Understanding of Guru of the Week #67: Double or Nothing

Question

Recently, I was reading the post: Double or Nothing from GOTW by Herb Sutter I am a little confused with the explanation of the following program:

 int main()
 {
     double x = 1e8;
     while( x > 0 )
     {
        --x;
     }
 }

Assume that this code runs 1 second in some machine. I agree with the point that code like this is silly.

However, per the explanation about the issue if we change x from float to double, then on some compilers, it will keep the computer running to forever. The explanation is based on the following quote from the standard.

Quoting from section 3.9.1/8 of the C++ standard:

There are three floating point types: float, double, and long double. The type double provides at least as much precision as float, and the type long double provides at least as much precision as double. The set of values of the type float is a subset of the set of values of the type double; the set of values of the type double is a subset of the set of values of the type long double.

The question for the code is:

How long would you expect it to take if you change "double" to "float"? Why?

Here is the explanation given:

It will probably take either about 1 second (on a particular implementation floats may be somewhat faster, as fast, or somewhat slower than doubles), or forever, depending whether or not float can exactly represent all integer values from 0 to 1e8 inclusive.

The above quote from the standard means that there may be values that can be represented by a double but that cannot be represented by a float. In particular, on some popular platforms and compilers, double can exactly represent all integer values in [0,1e8] but float cannot.

What if float can't exactly represent all integer values from 0 to 1e8? Then the modified program will start counting down, but will eventually reach a value N which can't be represented and for which N-1 == N (due to insufficient floating-point precision)... and

My question is:

If float is not even able to represent 1e8, then we should have overflow already when we initialize float x = 1e8; then how come we will make the computer running forever?

I tried a simple example here (though not double but int)

#include <iostream>

int main()
{
   int a = 4444444444444444444;
   std::cout << "a " << a << std::endl;
   return 0;
}
It outputs: a -1357789412

This means that if the compiler is not able to represent the given number with int type, it will result in overflow.
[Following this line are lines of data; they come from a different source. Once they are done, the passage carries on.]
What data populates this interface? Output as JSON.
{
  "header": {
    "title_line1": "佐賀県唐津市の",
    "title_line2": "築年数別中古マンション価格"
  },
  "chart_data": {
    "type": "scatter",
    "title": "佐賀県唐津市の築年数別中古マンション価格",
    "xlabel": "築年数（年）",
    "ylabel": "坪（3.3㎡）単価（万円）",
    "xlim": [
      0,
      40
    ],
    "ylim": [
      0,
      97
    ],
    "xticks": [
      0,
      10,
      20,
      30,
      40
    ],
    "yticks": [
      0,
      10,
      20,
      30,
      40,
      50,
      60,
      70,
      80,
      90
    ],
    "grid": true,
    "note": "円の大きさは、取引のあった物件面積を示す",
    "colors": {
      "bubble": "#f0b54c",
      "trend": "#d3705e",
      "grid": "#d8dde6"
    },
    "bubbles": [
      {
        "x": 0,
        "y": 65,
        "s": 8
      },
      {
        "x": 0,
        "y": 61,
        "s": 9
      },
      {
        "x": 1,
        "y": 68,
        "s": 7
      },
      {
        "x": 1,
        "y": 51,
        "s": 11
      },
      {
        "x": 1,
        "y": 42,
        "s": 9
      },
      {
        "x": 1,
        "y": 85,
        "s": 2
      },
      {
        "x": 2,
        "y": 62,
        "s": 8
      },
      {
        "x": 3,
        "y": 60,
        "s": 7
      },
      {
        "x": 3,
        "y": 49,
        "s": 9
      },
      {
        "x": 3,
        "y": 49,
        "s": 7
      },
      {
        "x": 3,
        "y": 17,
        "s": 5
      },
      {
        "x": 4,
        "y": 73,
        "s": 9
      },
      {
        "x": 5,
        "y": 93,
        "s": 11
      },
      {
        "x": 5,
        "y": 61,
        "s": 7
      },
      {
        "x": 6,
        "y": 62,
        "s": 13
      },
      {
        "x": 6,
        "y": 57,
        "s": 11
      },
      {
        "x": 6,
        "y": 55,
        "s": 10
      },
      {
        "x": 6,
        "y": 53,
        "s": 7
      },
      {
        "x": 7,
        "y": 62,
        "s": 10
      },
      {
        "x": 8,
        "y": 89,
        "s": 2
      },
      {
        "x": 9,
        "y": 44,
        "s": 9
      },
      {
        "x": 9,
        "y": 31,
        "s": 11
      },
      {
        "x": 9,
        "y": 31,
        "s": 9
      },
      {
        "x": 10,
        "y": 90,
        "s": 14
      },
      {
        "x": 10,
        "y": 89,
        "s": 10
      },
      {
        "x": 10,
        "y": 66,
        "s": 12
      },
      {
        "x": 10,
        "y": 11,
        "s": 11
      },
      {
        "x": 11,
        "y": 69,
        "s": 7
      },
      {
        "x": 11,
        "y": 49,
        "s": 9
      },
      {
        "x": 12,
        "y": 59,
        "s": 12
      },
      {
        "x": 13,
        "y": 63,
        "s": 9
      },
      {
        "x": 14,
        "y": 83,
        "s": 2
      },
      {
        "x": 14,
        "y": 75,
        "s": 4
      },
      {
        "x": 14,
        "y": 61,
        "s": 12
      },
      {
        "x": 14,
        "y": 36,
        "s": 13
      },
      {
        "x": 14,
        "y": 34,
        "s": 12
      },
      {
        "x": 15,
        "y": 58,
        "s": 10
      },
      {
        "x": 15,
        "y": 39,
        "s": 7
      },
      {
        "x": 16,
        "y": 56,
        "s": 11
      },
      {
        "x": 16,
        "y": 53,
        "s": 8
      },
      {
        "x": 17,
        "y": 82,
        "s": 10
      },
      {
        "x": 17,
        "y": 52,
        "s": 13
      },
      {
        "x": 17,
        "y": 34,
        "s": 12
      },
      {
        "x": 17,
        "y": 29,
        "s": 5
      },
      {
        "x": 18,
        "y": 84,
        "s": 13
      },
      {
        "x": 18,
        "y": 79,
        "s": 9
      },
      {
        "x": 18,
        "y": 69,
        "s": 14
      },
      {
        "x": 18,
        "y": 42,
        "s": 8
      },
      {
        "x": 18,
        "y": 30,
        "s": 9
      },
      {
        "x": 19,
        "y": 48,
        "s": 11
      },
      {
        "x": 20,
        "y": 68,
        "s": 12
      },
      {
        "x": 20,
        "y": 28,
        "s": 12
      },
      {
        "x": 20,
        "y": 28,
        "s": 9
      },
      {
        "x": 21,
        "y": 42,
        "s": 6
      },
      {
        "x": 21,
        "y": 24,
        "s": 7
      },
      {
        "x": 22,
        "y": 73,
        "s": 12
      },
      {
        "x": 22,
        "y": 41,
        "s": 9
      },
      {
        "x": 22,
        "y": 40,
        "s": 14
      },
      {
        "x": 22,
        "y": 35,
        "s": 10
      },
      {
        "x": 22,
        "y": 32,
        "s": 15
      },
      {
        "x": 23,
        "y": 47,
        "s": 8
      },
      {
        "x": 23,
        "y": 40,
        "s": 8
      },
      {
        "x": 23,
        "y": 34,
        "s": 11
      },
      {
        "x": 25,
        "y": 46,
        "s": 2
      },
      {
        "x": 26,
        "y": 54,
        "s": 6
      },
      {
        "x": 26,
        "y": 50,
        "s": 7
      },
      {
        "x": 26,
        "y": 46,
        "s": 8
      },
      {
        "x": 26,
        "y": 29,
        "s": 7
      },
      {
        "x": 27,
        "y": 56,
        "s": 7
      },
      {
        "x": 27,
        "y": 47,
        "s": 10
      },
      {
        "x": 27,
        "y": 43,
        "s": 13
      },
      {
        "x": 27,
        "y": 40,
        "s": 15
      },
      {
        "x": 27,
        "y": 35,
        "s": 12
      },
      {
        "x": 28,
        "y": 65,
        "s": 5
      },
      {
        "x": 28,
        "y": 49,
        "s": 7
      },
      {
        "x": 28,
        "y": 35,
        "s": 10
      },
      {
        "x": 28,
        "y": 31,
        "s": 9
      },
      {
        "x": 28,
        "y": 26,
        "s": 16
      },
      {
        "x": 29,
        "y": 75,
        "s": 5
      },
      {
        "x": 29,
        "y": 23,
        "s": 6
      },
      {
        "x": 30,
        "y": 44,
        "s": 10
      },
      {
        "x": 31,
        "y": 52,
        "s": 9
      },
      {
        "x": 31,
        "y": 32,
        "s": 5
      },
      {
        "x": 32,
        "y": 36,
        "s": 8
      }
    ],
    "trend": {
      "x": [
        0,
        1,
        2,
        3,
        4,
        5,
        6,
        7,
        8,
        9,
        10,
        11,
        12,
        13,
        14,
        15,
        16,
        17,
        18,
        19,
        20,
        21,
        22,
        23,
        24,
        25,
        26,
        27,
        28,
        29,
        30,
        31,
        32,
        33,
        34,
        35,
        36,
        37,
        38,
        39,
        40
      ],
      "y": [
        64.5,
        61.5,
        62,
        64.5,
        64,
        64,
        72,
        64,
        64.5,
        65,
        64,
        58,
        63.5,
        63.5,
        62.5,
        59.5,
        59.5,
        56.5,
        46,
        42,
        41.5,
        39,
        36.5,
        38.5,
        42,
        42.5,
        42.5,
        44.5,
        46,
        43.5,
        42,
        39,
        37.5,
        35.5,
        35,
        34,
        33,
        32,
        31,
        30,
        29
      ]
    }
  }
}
So did I misread? What point that I missed? Is changing x from double to float undefined behavior?

Thank you!

Answer 1

The key word is "exactly".

float can represent 1e8, even exactly, unless you have a freak float type. But that doesn't mean it can represent all smaller values exactly, for example, usually 2^25+1 = 33554433, which needs 26 bits of precision, cannot be exactly represented in float (usually, that has 23+1 bits of precision), nor can 2^25-1 = 33554431, which needs 25 bits of precision.

Both of these numbers are then represented as 2^25 = 33554432, and then

33554432.0f - 1 == 33554432.0f

will loop. (You will hit a loop earlier, but that one has a nice decimal representation ;)

In integer arithmetic, you have x - 1 != x for all x, but not in floating point arithmetic.

Note that the loop might also finish even if float has only the usual 23+1 bits of precision, since the standard allows floating point computations to be carried out at a greater precision than the type has, and if the computation is performed at sufficiently greater precision (e.g. the usual double with 52+1 bits), every subtraction will change x.